途中でその仕掛けが発動して、見事に叙述トリックの映像化を成功させている。
映画にはトリックに対するヒント(伏線)が散りばめられている。
原作にも伏線はたくさんあるのだが、映像として可視化されているぶん、より分かりやすいものになっている気がした。
原作を読んでトリックを知っている者からすれば、「それじゃすぐにバレちゃうよ……」といらぬ心配をしてしまうが、一緒に映画を観た原作未読の友人は「最後まで気付かなかった」とのことだった。
トリックとは別のところで良かったのは「イニシエーション・ラブ」に登場する二人の女性、成岡繭子と石丸美弥子だ。
物語全体を通して登場するヒロインの成岡繭子を映画では前田敦子が演じている。
ぶりっこだなぁと思いつつも、男性(鈴木夕樹)目線からすると「そりゃ惚れるわ」と納得の女の子である。
そして物語の後半に出てくる石丸美弥子を木村文乃が演じている。
彼女はまた繭子とは違ったキャラクターで、どちらかというと「都会の大人の女」といった感じ。
一見クールでありつつも、時折可愛らしさも垣間見え、そして本当に綺麗で女の私からしても「たまらんなぁ」と思ってしまうほどだった。
繭子とのギャップにこれまた惹かれるのがよくわかる。
映画の舞台は1980年代後半、当時小学生だった私にとっては懐かしい曲たちがたくさん流れていた。
そして、石丸美弥子の両親役が片岡鶴太郎さんと手塚理美さんだったのは映画の中でもよく登場するワード「男女七人秋物語」の繋がりだったらしい。
さすがにそこは気付かなかった。
映画のキャッチコピー「最後の5分全てが覆る。
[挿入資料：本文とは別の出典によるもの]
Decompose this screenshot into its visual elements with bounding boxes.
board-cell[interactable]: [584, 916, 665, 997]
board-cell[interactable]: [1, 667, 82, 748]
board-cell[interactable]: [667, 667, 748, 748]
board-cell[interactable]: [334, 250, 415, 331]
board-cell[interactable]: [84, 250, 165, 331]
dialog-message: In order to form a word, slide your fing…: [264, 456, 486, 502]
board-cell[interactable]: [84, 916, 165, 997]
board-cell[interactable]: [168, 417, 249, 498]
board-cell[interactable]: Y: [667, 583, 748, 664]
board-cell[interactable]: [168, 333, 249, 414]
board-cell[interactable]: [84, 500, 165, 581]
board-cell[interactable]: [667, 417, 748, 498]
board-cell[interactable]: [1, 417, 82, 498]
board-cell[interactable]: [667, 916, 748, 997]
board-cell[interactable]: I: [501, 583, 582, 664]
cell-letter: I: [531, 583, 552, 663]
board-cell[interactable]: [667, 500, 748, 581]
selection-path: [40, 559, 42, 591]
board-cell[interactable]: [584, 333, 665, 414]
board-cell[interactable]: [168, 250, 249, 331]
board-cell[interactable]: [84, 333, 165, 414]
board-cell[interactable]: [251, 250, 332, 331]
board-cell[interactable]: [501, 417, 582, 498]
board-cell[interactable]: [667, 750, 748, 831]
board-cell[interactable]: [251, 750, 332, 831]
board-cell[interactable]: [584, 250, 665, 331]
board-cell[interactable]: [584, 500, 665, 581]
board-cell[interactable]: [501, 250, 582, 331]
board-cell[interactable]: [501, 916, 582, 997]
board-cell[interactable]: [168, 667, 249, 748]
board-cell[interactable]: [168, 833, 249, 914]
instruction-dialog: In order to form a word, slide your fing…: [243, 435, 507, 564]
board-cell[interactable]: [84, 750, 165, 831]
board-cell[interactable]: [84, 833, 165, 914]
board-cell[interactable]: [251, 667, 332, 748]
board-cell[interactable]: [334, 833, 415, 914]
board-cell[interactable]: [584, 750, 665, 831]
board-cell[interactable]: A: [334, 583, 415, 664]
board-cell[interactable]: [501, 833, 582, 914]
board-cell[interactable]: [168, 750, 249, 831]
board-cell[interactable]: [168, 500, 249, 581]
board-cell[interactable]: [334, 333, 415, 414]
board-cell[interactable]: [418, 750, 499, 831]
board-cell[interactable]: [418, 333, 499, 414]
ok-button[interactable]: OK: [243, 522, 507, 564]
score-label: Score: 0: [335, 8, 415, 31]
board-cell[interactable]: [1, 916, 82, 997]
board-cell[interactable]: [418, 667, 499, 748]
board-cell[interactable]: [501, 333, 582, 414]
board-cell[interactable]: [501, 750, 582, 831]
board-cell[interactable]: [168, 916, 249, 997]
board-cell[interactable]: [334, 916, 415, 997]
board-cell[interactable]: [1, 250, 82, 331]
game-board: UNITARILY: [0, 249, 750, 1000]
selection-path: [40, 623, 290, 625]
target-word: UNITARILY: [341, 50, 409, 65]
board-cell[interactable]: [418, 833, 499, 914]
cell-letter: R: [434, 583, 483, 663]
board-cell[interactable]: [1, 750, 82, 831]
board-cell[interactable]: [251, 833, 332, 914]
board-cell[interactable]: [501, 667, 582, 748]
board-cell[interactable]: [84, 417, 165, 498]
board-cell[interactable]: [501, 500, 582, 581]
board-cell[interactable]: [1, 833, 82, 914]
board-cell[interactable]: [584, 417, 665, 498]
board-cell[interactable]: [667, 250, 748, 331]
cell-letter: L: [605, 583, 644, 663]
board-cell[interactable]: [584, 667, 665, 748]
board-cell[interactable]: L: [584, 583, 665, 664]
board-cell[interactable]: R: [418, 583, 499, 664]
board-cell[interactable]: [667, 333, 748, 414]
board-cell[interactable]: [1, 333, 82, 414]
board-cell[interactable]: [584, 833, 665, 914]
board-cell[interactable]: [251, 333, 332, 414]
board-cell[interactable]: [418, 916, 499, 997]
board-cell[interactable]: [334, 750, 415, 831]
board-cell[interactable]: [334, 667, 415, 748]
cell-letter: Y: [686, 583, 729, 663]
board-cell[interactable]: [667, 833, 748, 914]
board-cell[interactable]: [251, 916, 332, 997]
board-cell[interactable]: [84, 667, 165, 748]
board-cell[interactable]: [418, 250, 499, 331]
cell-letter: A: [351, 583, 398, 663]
あなたは必ず2回観る。」
確かに2回観たくなる作品ではあるけれど、だとしたら最後の解説シーンはあんなに丁寧じゃなくても良かったような……
それこそ、最後の展開で驚いた人たちが「えっ、どういうこと?」と頭の中で必死に反芻して考えたり、一緒に観た友達と話しながら答え合わせをしたり、もう一度観たい!と思わせるような終わり方でも良かったんじゃないかな、と思ったりする。
まぁ、それはそれで不満の声はあがるだろうし、原作を読んでどうなっているか既に分かっているからそう思うのかもしれないけれど……好みの問題かな。